Compute the full suite of descriptive statistics from a list of numbers: central-tendency measures (mean, median, mode), spread measures (range, variance, standard deviation, IQR), and percentile summary (Q1, median, Q3). All computed in one pass from a free-form textarea accepting comma, space, newline, semicolon, or tab separators.
What this tool outputs
Fifteen values from any input list:
- Count — how many numbers in your list
- Sum — arithmetic sum of all values
- Mean — the arithmetic average (sum / count)
- Median — middle value when sorted (midpoint of the two middle values for even-length lists)
- Mode — most frequent value(s). “No mode” when all values are unique; “multimodal” when multiple values tie
- Min, Max, Range — smallest, largest, and their difference
- Q1, Q3, IQR — first and third quartile plus the interquartile range (Q3 − Q1)
- Sample variance & standard deviation — the n − 1 denominator versions (unbiased estimators for the underlying population)
- Population variance & standard deviation — the n denominator versions (exact for the data as given)
Example: the [2, 4, 4, 4, 5, 5, 7, 9] reference dataset
A classic stats-textbook example. Enter 2, 4, 4, 4, 5, 5, 7, 9 and the tool reports:
- Count: 8, Sum: 40, Mean: 5
- Median: 4.5 (midpoint of the 4th and 5th sorted values, both 4 and 5)
- Mode: 4 (appears three times, the most of any value)
- Min: 2, Max: 9, Range: 7
- Q1: 4, Q3: 5.75, IQR: 1.75 (with type-7 interpolation)
- Population variance: 4, Population stdev: 2
- Sample variance: 32/7 ≈ 4.571, Sample stdev: ≈ 2.138
The population stdev of exactly 2 is the reason this dataset is used as a teaching example — it’s the simplest 8-element set with an integer population standard deviation.
Example: a single-value input
Enter just 42. Mean, median, min, max all equal 42. Range = 0. Population variance = 0 (a single point has no spread from itself). Everything else — sample variance, sample stdev, Q1, Q3, IQR — shows as ”—” because those all require at least 2 values to be defined.
Example: all-same-value input
Enter 5, 5, 5, 5, 5. Every statistic except “mode” either equals 5 or 0. The mode is 5 (the single unique value, appearing with frequency 5). Both variances and both standard deviations are 0 because there’s no spread. The IQR is 0, same reason. Useful as a sanity check: if your real-world data accidentally becomes a constant, the tool’s zero-variance output will catch it.
Sample vs. population
Two versions of variance and standard deviation are reported because they answer different questions:
- Population (divide by n): what is the exact variance of the data I have? Use this when your data IS the population you care about (a census, a complete set of measurements, a closed collection).
- Sample (divide by n − 1, Bessel’s correction): what is an unbiased estimate of the variance of the underlying population, given this sample? Use this when your data is a random sample drawn from a larger population and you want to say something about the population.
In practice, most real-world statistics uses samples — if you’re analysing a subset of your users, a day’s server logs, or a batch of measurements, you want the sample versions. If you’re computing stats for a specific roster, class, or inventory, use the population versions.
Quartiles: the type-7 convention
The tool uses linear interpolation between adjacent sorted values (type-7 in the Hyndman & Fan taxonomy). For sorted values s[0], s[1], ..., s[n-1], quantile p is at position h = (n − 1) · p. Round down to get the lower index, then linearly interpolate between s[⌊h⌋] and s[⌊h⌋ + 1].

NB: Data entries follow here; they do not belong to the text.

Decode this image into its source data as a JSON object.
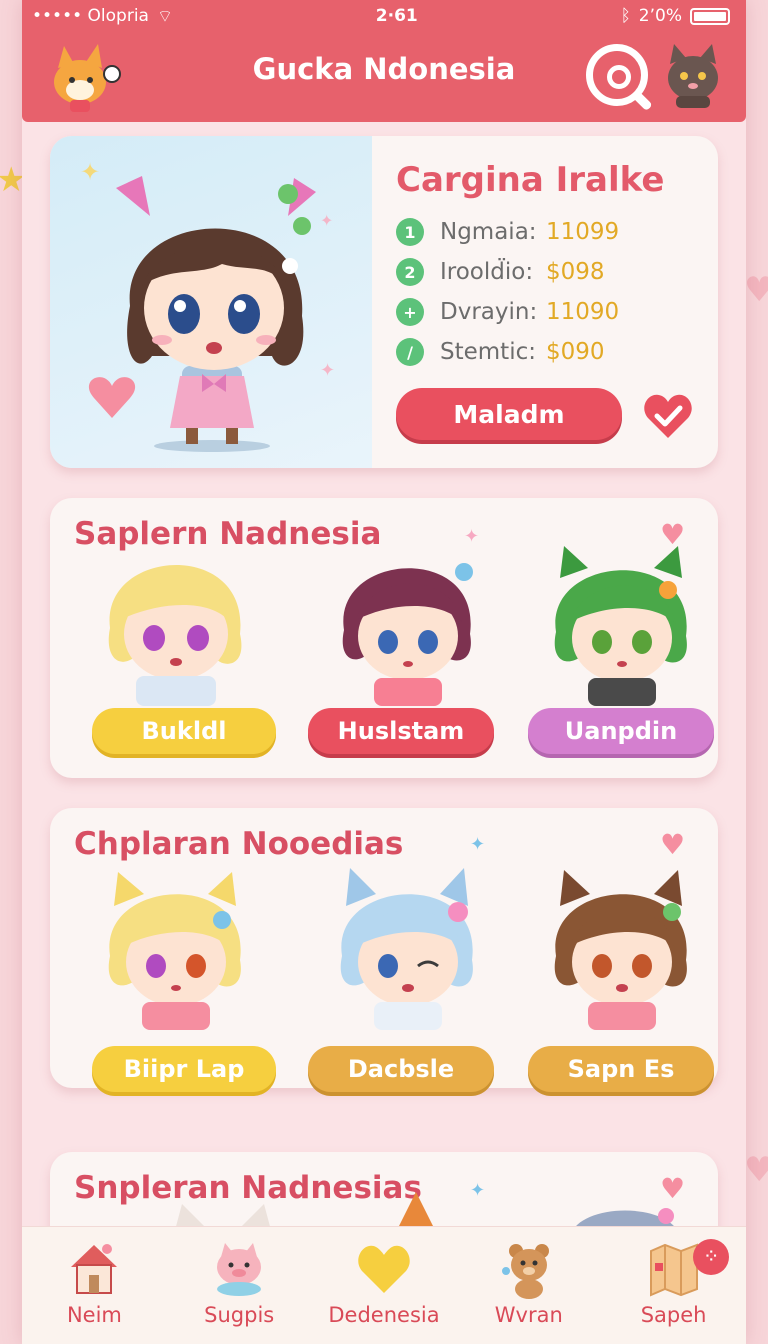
{
  "status": {
    "carrier": "••••• Olopria",
    "time": "2·61",
    "battery": "2ʼ0%"
  },
  "header": {
    "title": "Gucka Ndonesia"
  },
  "feature": {
    "name": "Cargina Iralke",
    "stats": [
      {
        "num": "1",
        "label": "Ngmaia:",
        "value": "11099"
      },
      {
        "num": "2",
        "label": "Iroold̈io:",
        "value": "$098"
      },
      {
        "num": "+",
        "label": "Dvrayin:",
        "value": "11090"
      },
      {
        "num": "/",
        "label": "Stemtic:",
        "value": "$090"
      }
    ],
    "button": "Maladm"
  },
  "sections": [
    {
      "title": "Saplern Nadnesia",
      "buttons": [
        "Bukldl",
        "Huslstam",
        "Uanpdin"
      ]
    },
    {
      "title": "Chplaran Nooedias",
      "buttons": [
        "Biipr Lap",
        "Dacbsle",
        "Sapn Es"
      ]
    },
    {
      "title": "Snpleran Nadnesias"
    }
  ],
  "tabs": [
    {
      "label": "Neim",
      "icon": "house-icon"
    },
    {
      "label": "Sugpis",
      "icon": "pig-icon"
    },
    {
      "label": "Dedenesia",
      "icon": "heart-icon"
    },
    {
      "label": "Wvran",
      "icon": "bear-icon"
    },
    {
      "label": "Sapeh",
      "icon": "map-icon"
    }
  ],
  "colors": {
    "accent": "#e7616c",
    "button_red": "#e9505f",
    "yellow": "#f6cf3f",
    "orange": "#e8ad47",
    "purple": "#d47fcf",
    "green": "#5cc27a"
  }
}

This is what R uses by default, and what most modern stats packages default to. Excel’s QUARTILE.INC uses the same method; QUARTILE.EXC uses a subtly different one (type-6). Tukey’s hinges (the original boxplot quartiles) and the SAS default (type-3) both differ slightly. For most datasets and most purposes the differences are small, but if you’re matching a specific expected output from a textbook or software package, check which convention it uses.

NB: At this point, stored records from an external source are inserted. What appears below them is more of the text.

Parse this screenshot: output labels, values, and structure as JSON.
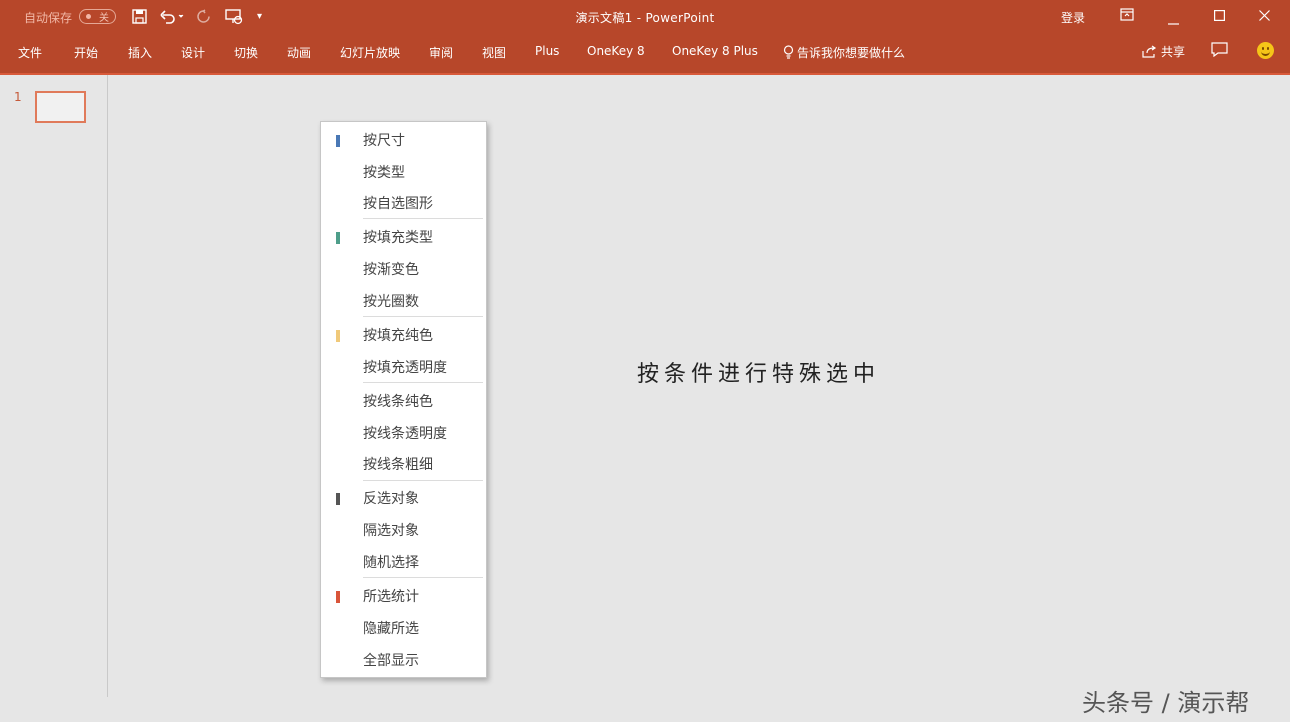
{
  "titlebar": {
    "autosave_label": "自动保存",
    "autosave_state": "关",
    "title": "演示文稿1  -  PowerPoint",
    "login": "登录"
  },
  "ribbon": {
    "tabs": [
      "文件",
      "开始",
      "插入",
      "设计",
      "切换",
      "动画",
      "幻灯片放映",
      "审阅",
      "视图",
      "Plus",
      "OneKey 8",
      "OneKey 8 Plus"
    ],
    "tell_me": "告诉我你想要做什么",
    "share": "共享"
  },
  "slides": {
    "number": "1"
  },
  "canvas": {
    "text": "按条件进行特殊选中"
  },
  "menu": {
    "groups": [
      {
        "color": "#4a78b5",
        "items": [
          "按尺寸",
          "按类型",
          "按自选图形"
        ]
      },
      {
        "color": "#4e9e8a",
        "items": [
          "按填充类型",
          "按渐变色",
          "按光圈数"
        ]
      },
      {
        "color": "#f0c97a",
        "items": [
          "按填充纯色",
          "按填充透明度"
        ]
      },
      {
        "color": "",
        "items": [
          "按线条纯色",
          "按线条透明度",
          "按线条粗细"
        ]
      },
      {
        "color": "#555555",
        "items": [
          "反选对象",
          "隔选对象",
          "随机选择"
        ]
      },
      {
        "color": "#d9553a",
        "items": [
          "所选统计",
          "隐藏所选",
          "全部显示"
        ]
      }
    ]
  },
  "watermark": "头条号 / 演示帮",
  "colors": {
    "accent": "#b7472a"
  }
}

What this tool does not do
It doesn’t handle grouped / frequency data. If your input is “10 values of 5, 15 values of 7, 5 values of 9”, you’d need to expand that into a flat list first. A grouped-data calculator is a different tool.
It doesn’t compute confidence intervals, hypothesis tests, or p-values. Descriptive statistics describe the data you have; inferential statistics draw conclusions about a larger population. For standardising a single value against the mean and stdev this tool already computes, use the z-score calculator. For full t-tests, chi-square tests, regression, and so on, use a statistics package like R, SciPy, or a dedicated web calculator.
It doesn’t handle missing values specially. Blank tokens are ignored by the parser, but there’s no distinction between “no data” and “zero”; if you have missing values in your input, strip them out before pasting.
It doesn’t plot histograms or box plots. For visualisation, use a spreadsheet, matplotlib, or a dedicated charting tool.
It doesn’t support weighted statistics. Every value counts equally; you can’t say “this value should count twice” without duplicating it.